Of course an N-way SIMD unit will be less expensive than N independent units. It'll also be much less flexible and the overall throughput will be less..
they surely will be less flexible, but the throughput bit is not clear, as it does not follow from the flexibility part. by simd's virtue of being simpler, you could either:
a) use those units at 'casual' clocks aiming for a power consumption advantage (as you mention later in your post), or
b) push those units to higher clocks (where a similar number of independent units could not go), in which case the matter of throughputs becomes one of statistics, and ultimately, a function of the nature of the workload at hand.
speaking of which, being simple and, at the same time, fit for the task at hand, is a good thing. and simd just happens to be so in the world of vector crunching.
..is this really a fair comparison? nVidia and ATi have both moved to non-vector units (although ATi has multi-issue superscalar ones). It's just strange that the trend is going in the opposite direction..

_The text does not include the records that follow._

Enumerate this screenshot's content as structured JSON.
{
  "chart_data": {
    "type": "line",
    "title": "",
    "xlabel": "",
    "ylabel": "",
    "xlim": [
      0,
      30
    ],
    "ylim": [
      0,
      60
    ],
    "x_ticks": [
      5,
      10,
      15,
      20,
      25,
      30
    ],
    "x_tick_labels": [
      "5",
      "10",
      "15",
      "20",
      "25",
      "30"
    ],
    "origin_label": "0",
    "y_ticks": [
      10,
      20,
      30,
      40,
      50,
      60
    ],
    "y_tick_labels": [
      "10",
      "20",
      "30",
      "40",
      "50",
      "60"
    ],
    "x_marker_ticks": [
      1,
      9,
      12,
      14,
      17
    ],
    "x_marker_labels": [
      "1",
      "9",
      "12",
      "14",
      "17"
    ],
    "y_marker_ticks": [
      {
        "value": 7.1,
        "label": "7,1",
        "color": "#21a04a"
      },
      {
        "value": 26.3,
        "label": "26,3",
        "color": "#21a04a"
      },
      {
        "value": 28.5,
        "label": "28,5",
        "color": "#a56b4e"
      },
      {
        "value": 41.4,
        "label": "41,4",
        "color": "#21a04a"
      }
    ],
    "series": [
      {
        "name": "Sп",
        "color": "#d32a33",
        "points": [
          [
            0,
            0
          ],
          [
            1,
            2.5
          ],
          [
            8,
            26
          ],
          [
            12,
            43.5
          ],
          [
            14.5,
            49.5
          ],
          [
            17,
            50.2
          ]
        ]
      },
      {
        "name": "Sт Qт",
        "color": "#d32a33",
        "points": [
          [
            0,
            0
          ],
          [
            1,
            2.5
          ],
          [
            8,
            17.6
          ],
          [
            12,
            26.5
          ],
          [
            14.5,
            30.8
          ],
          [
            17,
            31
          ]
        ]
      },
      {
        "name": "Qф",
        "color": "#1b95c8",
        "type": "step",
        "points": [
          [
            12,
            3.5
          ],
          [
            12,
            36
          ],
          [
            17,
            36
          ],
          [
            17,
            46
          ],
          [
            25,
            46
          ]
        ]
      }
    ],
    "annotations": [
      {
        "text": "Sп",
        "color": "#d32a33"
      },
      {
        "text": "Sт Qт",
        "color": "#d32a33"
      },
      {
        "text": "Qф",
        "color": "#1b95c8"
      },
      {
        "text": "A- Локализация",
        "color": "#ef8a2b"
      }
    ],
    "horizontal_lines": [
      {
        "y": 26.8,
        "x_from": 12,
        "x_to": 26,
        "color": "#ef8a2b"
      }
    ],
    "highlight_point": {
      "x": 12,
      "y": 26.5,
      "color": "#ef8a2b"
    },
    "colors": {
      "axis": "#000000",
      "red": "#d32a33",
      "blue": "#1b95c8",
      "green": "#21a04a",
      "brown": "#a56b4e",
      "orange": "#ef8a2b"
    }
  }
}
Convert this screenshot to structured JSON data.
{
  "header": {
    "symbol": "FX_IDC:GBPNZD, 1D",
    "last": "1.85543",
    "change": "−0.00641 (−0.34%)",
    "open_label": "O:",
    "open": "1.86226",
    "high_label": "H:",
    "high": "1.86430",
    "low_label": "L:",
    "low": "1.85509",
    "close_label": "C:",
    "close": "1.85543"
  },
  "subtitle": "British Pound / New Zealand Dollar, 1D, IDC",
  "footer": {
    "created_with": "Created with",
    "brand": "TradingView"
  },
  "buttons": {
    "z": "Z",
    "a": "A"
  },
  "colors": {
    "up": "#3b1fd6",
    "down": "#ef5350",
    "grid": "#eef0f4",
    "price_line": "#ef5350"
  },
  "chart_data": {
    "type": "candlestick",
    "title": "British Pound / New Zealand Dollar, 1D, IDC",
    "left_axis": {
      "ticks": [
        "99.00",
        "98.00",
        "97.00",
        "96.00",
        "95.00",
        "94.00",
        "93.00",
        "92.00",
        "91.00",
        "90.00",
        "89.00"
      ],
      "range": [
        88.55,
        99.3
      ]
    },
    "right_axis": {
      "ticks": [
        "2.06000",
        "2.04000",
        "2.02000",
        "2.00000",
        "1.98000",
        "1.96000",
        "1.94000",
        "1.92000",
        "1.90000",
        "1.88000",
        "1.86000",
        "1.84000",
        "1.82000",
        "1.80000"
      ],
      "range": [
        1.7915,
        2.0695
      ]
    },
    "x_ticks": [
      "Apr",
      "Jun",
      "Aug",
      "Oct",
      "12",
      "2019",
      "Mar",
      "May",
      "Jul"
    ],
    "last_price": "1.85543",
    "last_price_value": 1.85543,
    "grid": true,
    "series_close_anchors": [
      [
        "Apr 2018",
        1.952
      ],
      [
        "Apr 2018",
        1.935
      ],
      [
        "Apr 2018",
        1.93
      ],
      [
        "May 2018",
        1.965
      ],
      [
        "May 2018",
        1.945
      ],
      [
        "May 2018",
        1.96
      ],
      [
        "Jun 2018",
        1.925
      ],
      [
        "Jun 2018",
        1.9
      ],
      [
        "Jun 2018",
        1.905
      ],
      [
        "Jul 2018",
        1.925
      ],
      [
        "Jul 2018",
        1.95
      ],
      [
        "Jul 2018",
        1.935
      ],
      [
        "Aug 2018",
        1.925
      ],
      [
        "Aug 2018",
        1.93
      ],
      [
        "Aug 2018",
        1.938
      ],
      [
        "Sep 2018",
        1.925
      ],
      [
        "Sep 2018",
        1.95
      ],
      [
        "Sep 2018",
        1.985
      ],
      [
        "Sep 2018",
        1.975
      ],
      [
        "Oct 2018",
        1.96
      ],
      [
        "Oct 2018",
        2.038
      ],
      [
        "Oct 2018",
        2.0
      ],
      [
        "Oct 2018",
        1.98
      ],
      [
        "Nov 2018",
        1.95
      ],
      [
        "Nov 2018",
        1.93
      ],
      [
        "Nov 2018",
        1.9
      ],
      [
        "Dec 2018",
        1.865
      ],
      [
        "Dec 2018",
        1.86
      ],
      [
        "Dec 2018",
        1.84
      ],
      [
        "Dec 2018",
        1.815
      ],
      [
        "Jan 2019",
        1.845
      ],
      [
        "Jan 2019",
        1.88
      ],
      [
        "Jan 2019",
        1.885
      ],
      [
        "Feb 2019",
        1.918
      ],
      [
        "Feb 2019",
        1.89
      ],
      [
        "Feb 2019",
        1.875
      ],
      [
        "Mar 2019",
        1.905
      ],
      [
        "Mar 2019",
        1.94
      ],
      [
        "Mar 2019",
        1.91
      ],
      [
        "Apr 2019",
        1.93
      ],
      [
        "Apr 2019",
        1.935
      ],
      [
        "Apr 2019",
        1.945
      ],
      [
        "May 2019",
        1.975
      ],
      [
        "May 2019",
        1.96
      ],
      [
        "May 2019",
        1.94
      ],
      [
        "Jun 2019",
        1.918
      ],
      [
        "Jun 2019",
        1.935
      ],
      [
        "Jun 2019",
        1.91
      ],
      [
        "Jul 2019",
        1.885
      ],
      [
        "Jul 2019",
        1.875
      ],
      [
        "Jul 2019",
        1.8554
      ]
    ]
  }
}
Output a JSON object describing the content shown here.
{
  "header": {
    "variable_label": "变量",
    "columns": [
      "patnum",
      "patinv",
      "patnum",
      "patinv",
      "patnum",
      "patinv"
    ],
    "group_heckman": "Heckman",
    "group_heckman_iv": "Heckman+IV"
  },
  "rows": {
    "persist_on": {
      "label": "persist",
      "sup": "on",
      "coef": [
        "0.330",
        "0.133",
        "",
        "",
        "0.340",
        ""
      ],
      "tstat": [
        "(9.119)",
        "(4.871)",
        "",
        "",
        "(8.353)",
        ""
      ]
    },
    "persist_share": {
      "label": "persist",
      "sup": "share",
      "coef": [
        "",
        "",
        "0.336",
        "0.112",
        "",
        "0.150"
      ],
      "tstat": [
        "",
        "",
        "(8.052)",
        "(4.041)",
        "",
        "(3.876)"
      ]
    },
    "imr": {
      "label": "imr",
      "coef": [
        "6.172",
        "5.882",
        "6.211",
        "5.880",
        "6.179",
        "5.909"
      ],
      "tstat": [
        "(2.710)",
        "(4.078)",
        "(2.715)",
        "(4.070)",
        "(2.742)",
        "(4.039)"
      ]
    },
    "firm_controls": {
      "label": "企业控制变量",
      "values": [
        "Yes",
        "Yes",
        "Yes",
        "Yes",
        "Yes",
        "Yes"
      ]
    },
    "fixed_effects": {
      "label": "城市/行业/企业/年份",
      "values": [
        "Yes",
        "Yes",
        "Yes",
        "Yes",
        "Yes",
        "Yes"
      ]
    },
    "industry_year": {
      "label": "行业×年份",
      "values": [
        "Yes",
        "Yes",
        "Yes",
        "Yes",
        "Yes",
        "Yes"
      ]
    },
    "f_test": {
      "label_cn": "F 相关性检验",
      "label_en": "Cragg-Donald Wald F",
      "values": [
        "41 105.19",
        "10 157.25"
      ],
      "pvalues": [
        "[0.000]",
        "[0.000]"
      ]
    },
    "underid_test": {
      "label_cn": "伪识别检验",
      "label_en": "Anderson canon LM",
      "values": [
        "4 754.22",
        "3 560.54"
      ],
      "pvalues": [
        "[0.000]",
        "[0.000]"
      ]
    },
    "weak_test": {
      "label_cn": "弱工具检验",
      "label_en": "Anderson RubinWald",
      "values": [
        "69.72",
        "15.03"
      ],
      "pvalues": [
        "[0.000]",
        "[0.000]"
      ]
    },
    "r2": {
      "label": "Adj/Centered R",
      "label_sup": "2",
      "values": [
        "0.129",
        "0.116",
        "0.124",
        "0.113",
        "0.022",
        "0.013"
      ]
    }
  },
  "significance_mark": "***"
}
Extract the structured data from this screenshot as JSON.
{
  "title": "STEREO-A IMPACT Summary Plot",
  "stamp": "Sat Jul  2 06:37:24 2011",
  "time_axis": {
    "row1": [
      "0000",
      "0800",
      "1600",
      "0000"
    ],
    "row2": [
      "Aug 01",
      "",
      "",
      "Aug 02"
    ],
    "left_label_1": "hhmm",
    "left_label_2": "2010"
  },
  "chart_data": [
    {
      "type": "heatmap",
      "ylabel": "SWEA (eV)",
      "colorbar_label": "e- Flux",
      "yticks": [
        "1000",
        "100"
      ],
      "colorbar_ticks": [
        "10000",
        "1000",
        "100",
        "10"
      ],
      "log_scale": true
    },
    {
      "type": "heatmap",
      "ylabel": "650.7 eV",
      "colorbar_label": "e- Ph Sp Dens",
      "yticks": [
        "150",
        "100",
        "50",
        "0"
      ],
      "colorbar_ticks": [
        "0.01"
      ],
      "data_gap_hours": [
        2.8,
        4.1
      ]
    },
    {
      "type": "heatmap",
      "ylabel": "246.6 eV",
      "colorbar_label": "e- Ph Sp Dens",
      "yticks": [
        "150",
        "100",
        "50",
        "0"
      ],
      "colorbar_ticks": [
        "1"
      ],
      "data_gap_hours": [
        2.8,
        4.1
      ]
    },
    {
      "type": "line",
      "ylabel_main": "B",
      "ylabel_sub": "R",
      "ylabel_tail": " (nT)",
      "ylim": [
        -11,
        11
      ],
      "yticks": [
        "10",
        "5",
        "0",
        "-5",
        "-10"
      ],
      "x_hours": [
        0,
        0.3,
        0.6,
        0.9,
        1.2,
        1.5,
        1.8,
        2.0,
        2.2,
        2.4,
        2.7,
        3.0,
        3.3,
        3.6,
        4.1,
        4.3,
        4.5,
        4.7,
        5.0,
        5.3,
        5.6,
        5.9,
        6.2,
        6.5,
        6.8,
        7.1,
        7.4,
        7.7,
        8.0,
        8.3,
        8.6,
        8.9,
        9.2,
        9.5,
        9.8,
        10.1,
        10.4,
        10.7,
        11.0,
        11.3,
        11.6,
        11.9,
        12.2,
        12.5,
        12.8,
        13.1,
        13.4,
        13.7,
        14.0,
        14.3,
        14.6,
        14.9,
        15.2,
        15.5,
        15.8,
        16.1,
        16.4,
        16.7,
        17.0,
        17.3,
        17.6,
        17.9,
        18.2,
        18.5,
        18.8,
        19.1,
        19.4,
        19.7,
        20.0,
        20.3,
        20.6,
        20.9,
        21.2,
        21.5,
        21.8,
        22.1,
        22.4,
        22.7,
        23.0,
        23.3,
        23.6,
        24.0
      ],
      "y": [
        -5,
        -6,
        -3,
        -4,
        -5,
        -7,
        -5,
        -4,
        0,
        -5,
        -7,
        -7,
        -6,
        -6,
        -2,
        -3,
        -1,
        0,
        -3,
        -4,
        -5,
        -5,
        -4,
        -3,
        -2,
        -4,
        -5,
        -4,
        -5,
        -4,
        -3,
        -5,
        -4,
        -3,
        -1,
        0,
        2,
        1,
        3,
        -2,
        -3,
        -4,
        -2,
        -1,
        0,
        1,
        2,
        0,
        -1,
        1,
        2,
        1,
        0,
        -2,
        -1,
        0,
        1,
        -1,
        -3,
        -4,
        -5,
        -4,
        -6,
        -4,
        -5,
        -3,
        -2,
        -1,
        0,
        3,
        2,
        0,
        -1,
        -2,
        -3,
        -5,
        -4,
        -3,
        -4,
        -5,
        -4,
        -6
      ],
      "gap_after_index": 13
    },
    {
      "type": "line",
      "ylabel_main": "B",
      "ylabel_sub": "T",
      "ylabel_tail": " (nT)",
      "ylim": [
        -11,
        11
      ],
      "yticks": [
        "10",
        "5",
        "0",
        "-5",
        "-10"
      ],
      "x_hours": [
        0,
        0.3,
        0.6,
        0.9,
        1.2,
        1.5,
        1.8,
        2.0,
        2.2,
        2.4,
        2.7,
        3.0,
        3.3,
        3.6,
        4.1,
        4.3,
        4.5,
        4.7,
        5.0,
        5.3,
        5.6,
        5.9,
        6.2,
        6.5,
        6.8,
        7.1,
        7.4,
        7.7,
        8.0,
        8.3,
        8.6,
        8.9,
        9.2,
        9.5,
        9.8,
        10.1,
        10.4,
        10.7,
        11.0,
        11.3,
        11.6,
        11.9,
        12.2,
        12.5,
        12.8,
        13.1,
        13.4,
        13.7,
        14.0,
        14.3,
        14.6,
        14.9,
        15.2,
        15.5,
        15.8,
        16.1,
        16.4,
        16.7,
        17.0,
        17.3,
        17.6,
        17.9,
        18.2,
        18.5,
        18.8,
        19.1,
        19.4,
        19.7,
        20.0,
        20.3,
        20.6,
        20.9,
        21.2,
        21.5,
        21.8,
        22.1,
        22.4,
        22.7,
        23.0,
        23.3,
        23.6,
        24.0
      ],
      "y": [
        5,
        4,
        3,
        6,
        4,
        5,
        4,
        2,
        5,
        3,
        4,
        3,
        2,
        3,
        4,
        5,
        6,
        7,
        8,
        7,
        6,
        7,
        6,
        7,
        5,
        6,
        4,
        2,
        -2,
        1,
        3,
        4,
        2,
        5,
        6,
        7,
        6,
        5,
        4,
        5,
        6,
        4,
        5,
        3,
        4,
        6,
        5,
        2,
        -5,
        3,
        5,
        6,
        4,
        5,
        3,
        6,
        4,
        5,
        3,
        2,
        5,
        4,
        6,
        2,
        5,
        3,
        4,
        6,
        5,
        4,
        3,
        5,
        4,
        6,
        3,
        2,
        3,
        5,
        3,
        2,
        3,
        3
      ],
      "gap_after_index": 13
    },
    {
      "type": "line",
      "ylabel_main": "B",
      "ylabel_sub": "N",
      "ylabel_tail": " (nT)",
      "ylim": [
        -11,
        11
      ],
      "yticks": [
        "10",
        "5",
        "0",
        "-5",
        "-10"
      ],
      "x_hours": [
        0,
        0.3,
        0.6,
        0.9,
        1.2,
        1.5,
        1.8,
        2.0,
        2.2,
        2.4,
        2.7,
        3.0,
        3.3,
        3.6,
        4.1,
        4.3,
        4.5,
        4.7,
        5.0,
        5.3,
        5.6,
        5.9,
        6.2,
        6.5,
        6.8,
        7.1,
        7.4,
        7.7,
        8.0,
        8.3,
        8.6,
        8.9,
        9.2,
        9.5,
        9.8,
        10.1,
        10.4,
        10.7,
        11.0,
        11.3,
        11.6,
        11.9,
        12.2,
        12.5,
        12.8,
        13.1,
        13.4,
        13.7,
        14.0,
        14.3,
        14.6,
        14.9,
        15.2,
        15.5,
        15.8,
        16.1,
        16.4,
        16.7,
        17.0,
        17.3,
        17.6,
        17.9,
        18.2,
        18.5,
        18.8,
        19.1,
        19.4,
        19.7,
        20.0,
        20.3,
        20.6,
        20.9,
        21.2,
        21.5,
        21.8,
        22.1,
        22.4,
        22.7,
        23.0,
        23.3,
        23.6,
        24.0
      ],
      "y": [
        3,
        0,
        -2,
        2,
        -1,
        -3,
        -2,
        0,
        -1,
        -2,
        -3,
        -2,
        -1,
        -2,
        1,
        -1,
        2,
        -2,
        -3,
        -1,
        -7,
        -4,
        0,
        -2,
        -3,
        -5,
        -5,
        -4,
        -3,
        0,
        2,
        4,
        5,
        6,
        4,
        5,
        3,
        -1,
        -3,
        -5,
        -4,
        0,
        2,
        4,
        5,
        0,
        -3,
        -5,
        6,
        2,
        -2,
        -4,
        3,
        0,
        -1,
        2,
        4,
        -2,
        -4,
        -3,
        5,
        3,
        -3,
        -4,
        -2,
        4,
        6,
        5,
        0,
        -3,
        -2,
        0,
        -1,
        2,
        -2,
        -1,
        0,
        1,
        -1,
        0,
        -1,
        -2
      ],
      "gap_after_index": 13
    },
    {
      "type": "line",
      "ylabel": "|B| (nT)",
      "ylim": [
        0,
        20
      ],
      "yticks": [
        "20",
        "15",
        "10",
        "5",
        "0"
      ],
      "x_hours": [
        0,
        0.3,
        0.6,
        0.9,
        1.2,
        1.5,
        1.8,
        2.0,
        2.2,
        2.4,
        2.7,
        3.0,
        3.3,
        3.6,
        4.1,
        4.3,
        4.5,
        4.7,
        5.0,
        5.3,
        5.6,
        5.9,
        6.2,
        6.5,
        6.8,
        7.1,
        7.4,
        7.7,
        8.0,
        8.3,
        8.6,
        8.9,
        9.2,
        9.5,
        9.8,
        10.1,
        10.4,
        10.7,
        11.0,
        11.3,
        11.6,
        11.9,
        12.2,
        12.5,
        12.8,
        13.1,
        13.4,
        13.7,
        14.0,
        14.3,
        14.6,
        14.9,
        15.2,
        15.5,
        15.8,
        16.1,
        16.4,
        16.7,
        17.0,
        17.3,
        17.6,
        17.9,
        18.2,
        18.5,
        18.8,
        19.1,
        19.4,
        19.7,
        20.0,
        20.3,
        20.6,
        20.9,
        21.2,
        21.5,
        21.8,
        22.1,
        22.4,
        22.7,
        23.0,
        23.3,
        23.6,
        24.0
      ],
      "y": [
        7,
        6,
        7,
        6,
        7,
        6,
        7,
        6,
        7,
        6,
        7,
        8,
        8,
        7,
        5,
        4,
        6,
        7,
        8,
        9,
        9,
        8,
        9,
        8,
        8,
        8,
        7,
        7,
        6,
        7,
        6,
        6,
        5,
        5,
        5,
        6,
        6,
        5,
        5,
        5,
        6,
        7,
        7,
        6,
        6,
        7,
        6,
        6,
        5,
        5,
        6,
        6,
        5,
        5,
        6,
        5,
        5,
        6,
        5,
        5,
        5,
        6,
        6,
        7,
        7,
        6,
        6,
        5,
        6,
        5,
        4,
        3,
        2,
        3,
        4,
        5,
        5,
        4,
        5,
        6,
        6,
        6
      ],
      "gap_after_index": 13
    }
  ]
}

to what extent the trend is 'in the opposite direction' is a subject to debate. allow me to bring to your attention the following original b3d analysis piece on nvidia's g80
, where on page 8
one can read the following bit:
b3d article wrote:
"Inwardly, each 16 SP [ed: scalar processor, or shading processor - your pick] cluster is further organised in two pairs of 8 (let's call that 8x2) and the scheduler will effectively run the same instruction on each half cluster across a number of cycles, depending on thread type. [ed: emphasis by me]"
now, the above is surely speculative, but it's both educated speculation (the b3d folk really take their pride in such stuff), and one non-contradicting with common sense, thus i'm willing to bring it into our otherwise pragmatic discussion.
PSP isn't the only SIMD unit that has facilities for reordering, although I haven't seen anything that's as general/extensive as it is.
neither have i, but then again, i've never seen face-to-face the actual set-in-metal architecture of a contemporary GPU shader unit, which i suspect would share similar levels of register-file addressing advancement, given it existed in the simd domain.
I'm not making it up, but I don't remember where I got the exact information. Does it really matter though?
it clearly does not matter in this thread; i was just really surprised to read that bit, though, thus my asking.